Eu e a Gabriela Silva somos amigos de alguns anos, por causa da PUCRS, onde ela se doutorou em Teoria da Literatura. Também por causa de certas afinidades, como a morte (foi o tema do doutorado dela) e cachorros estropiados (ela adotou um). Mas a amizade não motiva essa entrevista. O motivo é que no ano passado a Gabriela teve uma daquelas ideias que fazem diferença: a Feira Além da Feira (www.feiraalemdafeira.com.br). Trata-se de “uma rede de parcerias solidárias”, que funciona como uma extensão da Feira do Livro.
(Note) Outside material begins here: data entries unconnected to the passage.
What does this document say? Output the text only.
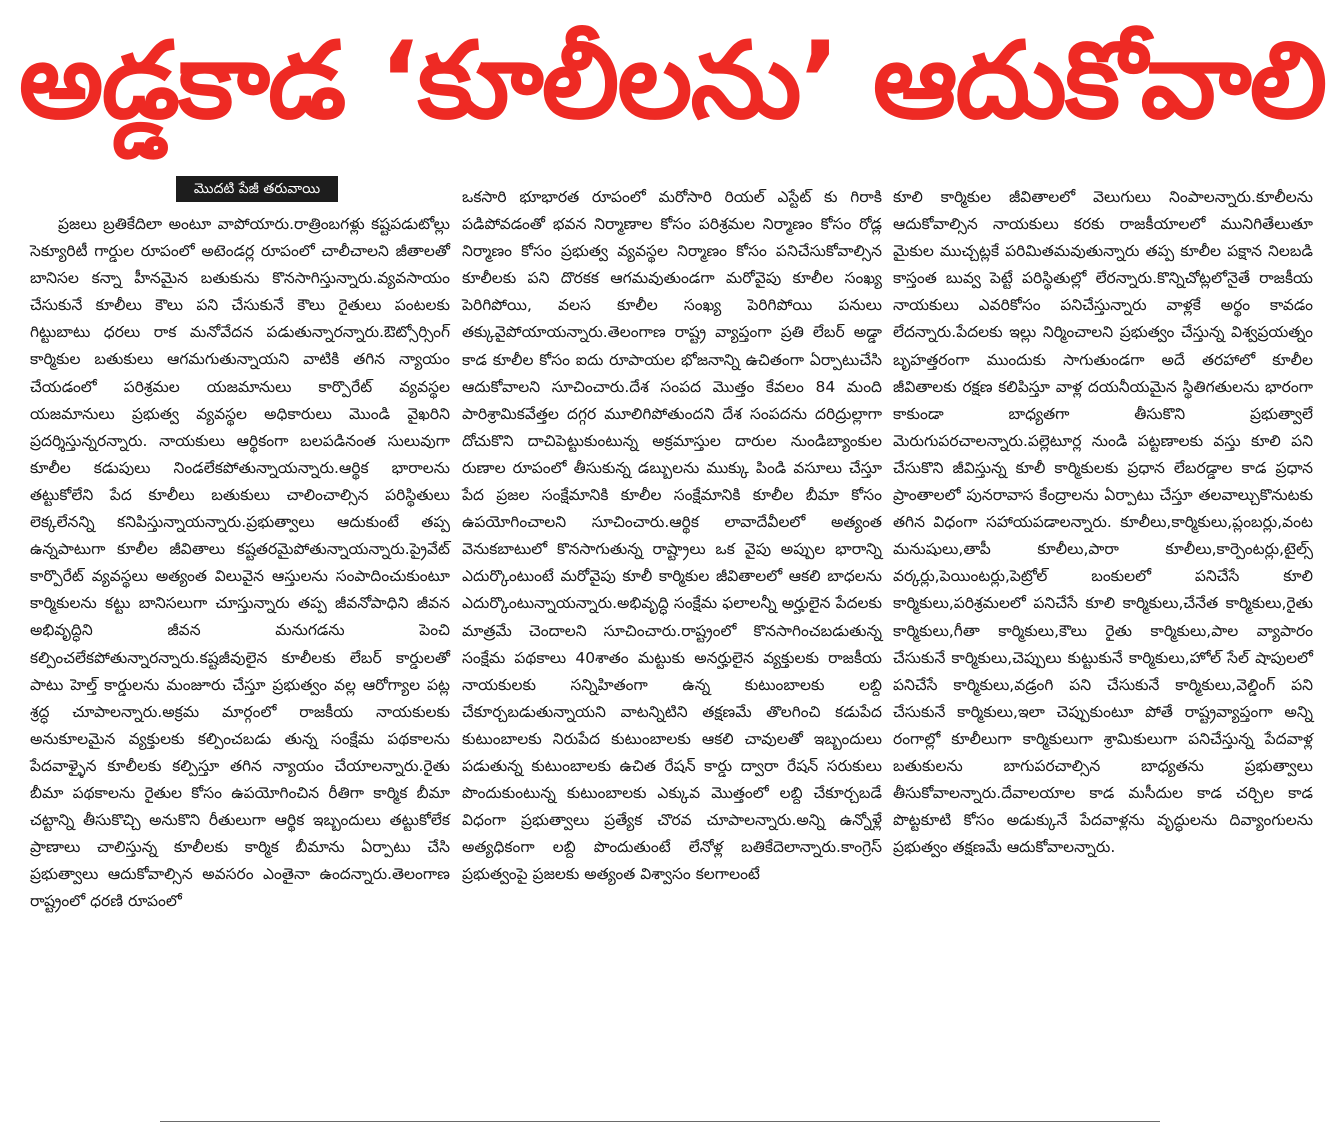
అడ్డకాడ ‘కూలీలను’ ఆదుకోవాలి
మొదటి పేజీ తరువాయి

ప్రజలు బ్రతికేదిలా అంటూ వాపోయారు.రాత్రింబగళ్లు కష్టపడుటోల్లు సెక్యూరిటీ గార్డుల రూపంలో అటెండర్ల రూపంలో చాలీచాలని జీతాలతో బానిసల కన్నా హీనమైన బతుకును కొనసాగిస్తున్నారు.వ్యవసాయం చేసుకునే కూలీలు కౌలు పని చేసుకునే కౌలు రైతులు పంటలకు గిట్టుబాటు ధరలు రాక మనోవేదన పడుతున్నారన్నారు.ఔట్సోర్సింగ్ కార్మికుల బతుకులు ఆగమగుతున్నాయని వాటికి తగిన న్యాయం చేయడంలో పరిశ్రమల యజమానులు కార్పొరేట్ వ్యవస్థల యజమానులు ప్రభుత్వ వ్యవస్థల అధికారులు మొండి వైఖరిని ప్రదర్శిస్తున్నరన్నారు. నాయకులు ఆర్థికంగా బలపడినంత సులువుగా కూలీల కడుపులు నిండలేకపోతున్నాయన్నారు.ఆర్థిక భారాలను తట్టుకోలేని పేద కూలీలు బతుకులు చాలించాల్సిన పరిస్థితులు లెక్కలేనన్ని కనిపిస్తున్నాయన్నారు.ప్రభుత్వాలు ఆదుకుంటే తప్ప ఉన్నపాటుగా కూలీల జీవితాలు కష్టతరమైపోతున్నాయన్నారు.ప్రైవేట్ కార్పొరేట్ వ్యవస్థలు అత్యంత విలువైన ఆస్తులను సంపాదించుకుంటూ కార్మికులను కట్టు బానిసలుగా చూస్తున్నారు తప్ప జీవనోపాధిని జీవన అభివృద్ధిని జీవన మనుగడను పెంచి కల్పించలేకపోతున్నారన్నారు.కష్టజీవులైన కూలీలకు లేబర్ కార్డులతో పాటు హెల్త్ కార్డులను మంజూరు చేస్తూ ప్రభుత్వం వల్ల ఆరోగ్యాల పట్ల శ్రద్ధ చూపాలన్నారు.అక్రమ మార్గంలో రాజకీయ నాయకులకు అనుకూలమైన వ్యక్తులకు కల్పించబడు తున్న సంక్షేమ పథకాలను పేదవాళ్ళైన కూలీలకు కల్పిస్తూ తగిన న్యాయం చేయాలన్నారు.రైతు బీమా పథకాలను రైతుల కోసం ఉపయోగించిన రీతిగా కార్మిక బీమా చట్టాన్ని తీసుకొచ్చి అనుకొని రీతులుగా ఆర్థిక ఇబ్బందులు తట్టుకోలేక ప్రాణాలు చాలిస్తున్న కూలీలకు కార్మిక బీమాను ఏర్పాటు చేసి ప్రభుత్వాలు ఆదుకోవాల్సిన అవసరం ఎంతైనా ఉందన్నారు.తెలంగాణ రాష్ట్రంలో ధరణి రూపంలో

ఒకసారి భూభారత రూపంలో మరోసారి రియల్ ఎస్టేట్ కు గిరాకి పడిపోవడంతో భవన నిర్మాణాల కోసం పరిశ్రమల నిర్మాణం కోసం రోడ్ల నిర్మాణం కోసం ప్రభుత్వ వ్యవస్థల నిర్మాణం కోసం పనిచేసుకోవాల్సిన కూలీలకు పని దొరకక ఆగమవుతుండగా మరోవైపు కూలీల సంఖ్య పెరిగిపోయి, వలస కూలీల సంఖ్య పెరిగిపోయి పనులు తక్కువైపోయాయన్నారు.తెలంగాణ రాష్ట్ర వ్యాప్తంగా ప్రతి లేబర్ అడ్డా కాడ కూలీల కోసం ఐదు రూపాయల భోజనాన్ని ఉచితంగా ఏర్పాటుచేసి ఆదుకోవాలని సూచించారు.దేశ సంపద మొత్తం కేవలం 84 మంది పారిశ్రామికవేత్తల దగ్గర మూలిగిపోతుందని దేశ సంపదను దరిద్రుల్లాగా దోచుకొని దాచిపెట్టుకుంటున్న అక్రమాస్తుల దారుల నుండిబ్యాంకుల రుణాల రూపంలో తీసుకున్న డబ్బులను ముక్కు పిండి వసూలు చేస్తూ పేద ప్రజల సంక్షేమానికి కూలీల సంక్షేమానికి కూలీల బీమా కోసం ఉపయోగించాలని సూచించారు.ఆర్థిక లావాదేవీలలో అత్యంత వెనుకబాటులో కొనసాగుతున్న రాష్ట్రాలు ఒక వైపు అప్పుల భారాన్ని ఎదుర్కొంటుంటే మరోవైపు కూలీ కార్మికుల జీవితాలలో ఆకలి బాధలను ఎదుర్కొంటున్నాయన్నారు.అభివృద్ధి సంక్షేమ ఫలాలన్నీ అర్హులైన పేదలకు మాత్రమే చెందాలని సూచించారు.రాష్ట్రంలో కొనసాగించబడుతున్న సంక్షేమ పథకాలు 40శాతం మట్టుకు అనర్హులైన వ్యక్తులకు రాజకీయ నాయకులకు సన్నిహితంగా ఉన్న కుటుంబాలకు లబ్ది చేకూర్చబడుతున్నాయని వాటన్నిటిని తక్షణమే తొలగించి కడుపేద కుటుంబాలకు నిరుపేద కుటుంబాలకు ఆకలి చావులతో ఇబ్బందులు పడుతున్న కుటుంబాలకు ఉచిత రేషన్ కార్డు ద్వారా రేషన్ సరుకులు పొందుకుంటున్న కుటుంబాలకు ఎక్కువ మొత్తంలో లబ్ది చేకూర్చబడే విధంగా ప్రభుత్వాలు ప్రత్యేక చొరవ చూపాలన్నారు.అన్ని ఉన్నోళ్లే అత్యధికంగా లబ్ది పొందుతుంటే లేనోళ్ల బతికేదెలాన్నారు.కాంగ్రెస్ ప్రభుత్వంపై ప్రజలకు అత్యంత విశ్వాసం కలగాలంటే

కూలి కార్మికుల జీవితాలలో వెలుగులు నింపాలన్నారు.కూలీలను ఆదుకోవాల్సిన నాయకులు కరకు రాజకీయాలలో మునిగితేలుతూ మైకుల ముచ్చట్లకే పరిమితమవుతున్నారు తప్ప కూలీల పక్షాన నిలబడి కాస్తంత బువ్వ పెట్టే పరిస్థితుల్లో లేరన్నారు.కొన్నిచోట్లలోనైతే రాజకీయ నాయకులు ఎవరికోసం పనిచేస్తున్నారు వాళ్లకే అర్థం కావడం లేదన్నారు.పేదలకు ఇల్లు నిర్మించాలని ప్రభుత్వం చేస్తున్న విశ్వప్రయత్నం బృహత్తరంగా ముందుకు సాగుతుండగా అదే తరహాలో కూలీల జీవితాలకు రక్షణ కలిపిస్తూ వాళ్ల దయనీయమైన స్థితిగతులను భారంగా కాకుండా బాధ్యతగా తీసుకొని ప్రభుత్వాలే మెరుగుపరచాలన్నారు.పల్లెటూర్ల నుండి పట్టణాలకు వస్తు కూలి పని చేసుకొని జీవిస్తున్న కూలీ కార్మికులకు ప్రధాన లేబరడ్డాల కాడ ప్రధాన ప్రాంతాలలో పునరావాస కేంద్రాలను ఏర్పాటు చేస్తూ తలవాల్చుకొనుటకు తగిన విధంగా సహాయపడాలన్నారు. కూలీలు,కార్మికులు,ప్లంబర్లు,వంట మనుషులు,తాపీ కూలీలు,పారా కూలీలు,కార్పెంటర్లు,టైల్స్ వర్కర్లు,పెయింటర్లు,పెట్రోల్ బంకులలో పనిచేసే కూలి కార్మికులు,పరిశ్రమలలో పనిచేసే కూలి కార్మికులు,చేనేత కార్మికులు,రైతు కార్మికులు,గీతా కార్మికులు,కౌలు రైతు కార్మికులు,పాల వ్యాపారం చేసుకునే కార్మికులు,చెప్పులు కుట్టుకునే కార్మికులు,హోల్ సేల్ షాపులలో పనిచేసే కార్మికులు,వడ్రంగి పని చేసుకునే కార్మికులు,వెల్డింగ్ పని చేసుకునే కార్మికులు,ఇలా చెప్పుకుంటూ పోతే రాష్ట్రవ్యాప్తంగా అన్ని రంగాల్లో కూలీలుగా కార్మికులుగా శ్రామికులుగా పనిచేస్తున్న పేదవాళ్ల బతుకులను బాగుపరచాల్సిన బాధ్యతను ప్రభుత్వాలు తీసుకోవాలన్నారు.దేవాలయాల కాడ మసీదుల కాడ చర్చిల కాడ పొట్టకూటి కోసం అడుక్కునే పేదవాళ్లను వృద్ధులను దివ్యాంగులను ప్రభుత్వం తక్షణమే ఆదుకోవాలన్నారు.
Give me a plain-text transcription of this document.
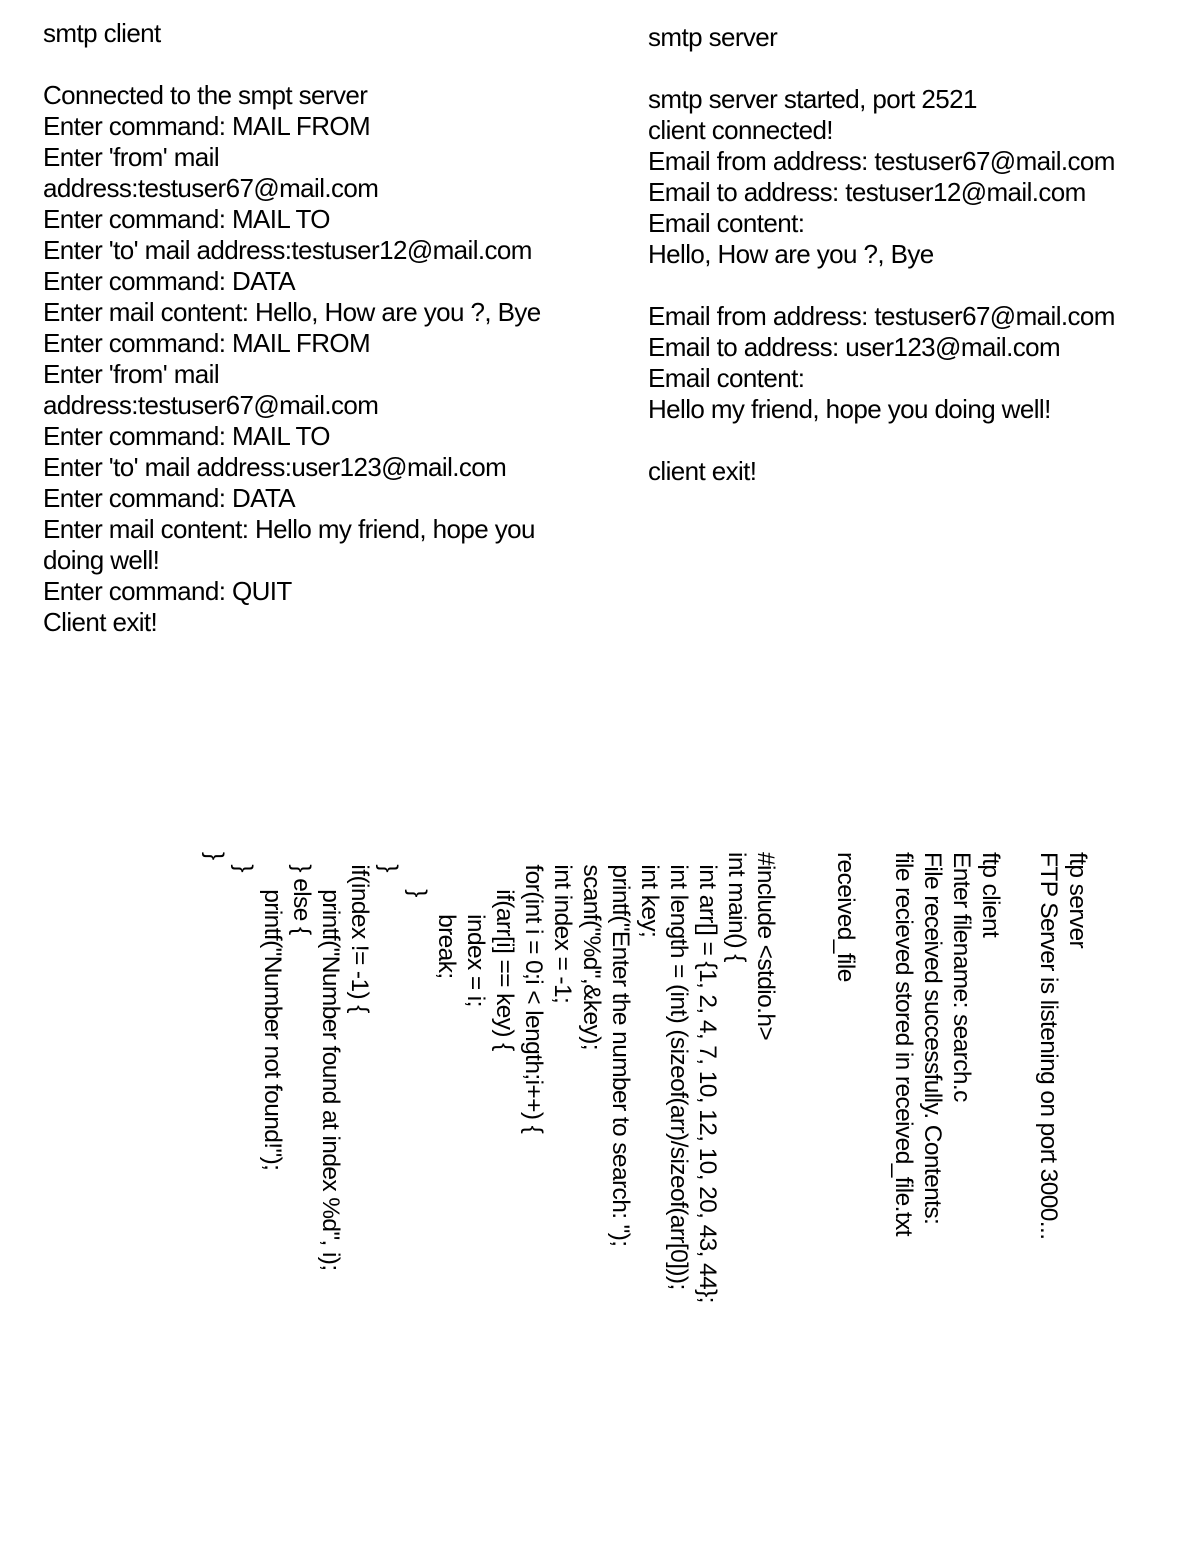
smtp client
Connected to the smpt server
Enter command: MAIL FROM
Enter 'from' mail
address:testuser67@mail.com
Enter command: MAIL TO
Enter 'to' mail address:testuser12@mail.com
Enter command: DATA
Enter mail content: Hello, How are you ?, Bye
Enter command: MAIL FROM
Enter 'from' mail
address:testuser67@mail.com
Enter command: MAIL TO
Enter 'to' mail address:user123@mail.com
Enter command: DATA
Enter mail content: Hello my friend, hope you
doing well!
Enter command: QUIT
Client exit!
smtp server
smtp server started, port 2521
client connected!
Email from address: testuser67@mail.com
Email to address: testuser12@mail.com
Email content:
Hello, How are you ?, Bye
Email from address: testuser67@mail.com
Email to address: user123@mail.com
Email content:
Hello my friend, hope you doing well!
client exit!
ftp server
FTP Server is listening on port 3000...
ftp client
Enter filename: search.c
File received successfully. Contents:
file recieved stored in received_file.txt
received_file
#include <stdio.h>
int main() {
int arr[] = {1, 2, 4, 7, 10, 12, 10, 20, 43, 44};
int length = (int) (sizeof(arr)/sizeof(arr[0]));
int key;
printf("Enter the number to search: ");
scanf("%d",&key);
int index = -1;
for(int i = 0;i < length;i++) {
if(arr[i] == key) {
index = i;
break;
}
}
if(index != -1) {
printf("Number found at index %d", i);
} else {
printf("Number not found!");
}
}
Bom, vou deixar a Gabriela explicar melhor.
Por que a Feira Além da Feira? Da onde veio a ideia?
A Feira Além da Feira veio da ideia da possibilidade de nos dirigirmos apenas aos interessados em literatura e suas relações com outras artes, bem como sociologia e filosofia. A ideia central era movimentar a livraria que frequentamos e que não participa da Feira que é universal, atendendo a diversas demandas de mercado. Nós não damos descontos em livros, não competimos com a grande feira, apenas nos debruçamos sobre nosso amor maior: a literatura. A Feira Além da Feira tem justamente esse nome por ser algo que se expande para além das barracas e stands. Logo que a ideia surgiu, chamei duas pessoas que considero fundamentais e sem as quais não existira o evento: Jeferson Tenório que é escritor e professor de literatura e Eduardo Cabeda, também escritor e cineasta. Nossa equipe trabalha em parceria com os demais locais que se engajaram na ideia. Principalmente o Festipoa Literária, na figura do Fernando Ramos, que nos ouve, ajuda e participa de nossa equipe, contribuindo para que a ideia seja sempre bem conduzida. Trabalhamos sem verba, sem apoio, mas com o afeto e o amor pela literatura, contamos com pessoas que nos ajudam, desde a assessoria de imprensa até nas campanhas de divulgação.
Espera esse sucesso e essa visibilidade toda?
A literatura não deveria apenas ser uma distração, um entretenimento, ela é mais do que isso. Ela é mais que uma capa bonita, que uma boa editora, que um autor famoso. Ela é e faz parte da história humana. Essa é a nossa intenção, somos todos apaixonados pela literatura, pelas ideias, pelas palavras, por todo esse universo que a torna tão interessante. O sucesso se deve ao conjunto de pessoas que se uniu. Somos leitores, professores, escritores, conversamos sobre literatura, ficamos felizes em ver pessoas compartilhando conosco isso. Quando termina alguma atividade e um participante vem falar conosco, seguramos nossa emoção, por que é nessas pequenas conversas que entendemos que estamos valorizando a coisa certa. O grande sucesso é a literatura.
Esse ano o tema é Dom Quixote. A ideia é fazer sempre com tema? Por que Dom Quixote nesse ano?
A ideia de um tema surgiu de escolhermos “o livro da vez”, como as feiras e eventos apresentam sempre um homenageado, um anfitrião, um patrono, escolhemos homenagear livros. Dom Quixote é nossa primeira escolha, por que ele simboliza esse amor, esse mergulho, relação um tanto passional entre o universo imagético do texto e o leitor que se torna parte da obra. Quixote é a personificação do desejo do leitor de viver as aventuras, as desmedias e peripécias dos personagens que ele conhece através da literatura.
A Feira do Livro começou como uma união de livreiros. Nesse sentido ao juntar pequenas livrarias, a Feira Além da Feira recupera o que um dia foi a Feira do Livro?
Acho que não, não nos propomos a ser uma feira do livro, com vendas, com barracas, com promoções, mas sim respiramos esse mesmo ar literário que acontece e se espalha pela cidade
Em sua opinião, por que Porto Alegre tem essa tendência a fomentar eventos literários?
Há uma tendência de fomentar, mas não de ser comum, ou de ser para todos. A literatura não é para um grupo de indivíduos, ou para outro que se acha dono do poder de entender e conversar sobre literatura. Ela é para todos. A Feira do Livro é de todos, mas também de todas as outras artes e assuntos. A Feira Além da Feira se preocupa apenas com a literatura. Há muitos eventos literários, todos, ao olharmos de perto possuem qualidades e são atrativos a determinados grupos. O que falta em Porto Alegre? Que as coisas conversem entre si, que saiam do academicismo e que promovam a literatura de qualidade, sem o ranço da disputa de saber, sem os “carteiraços” acadêmicos. Quando a literatura for respeitada como arte, ela também funcionará como o norte para a qualidade dos eventos, como em muitos casos acontece na cidade.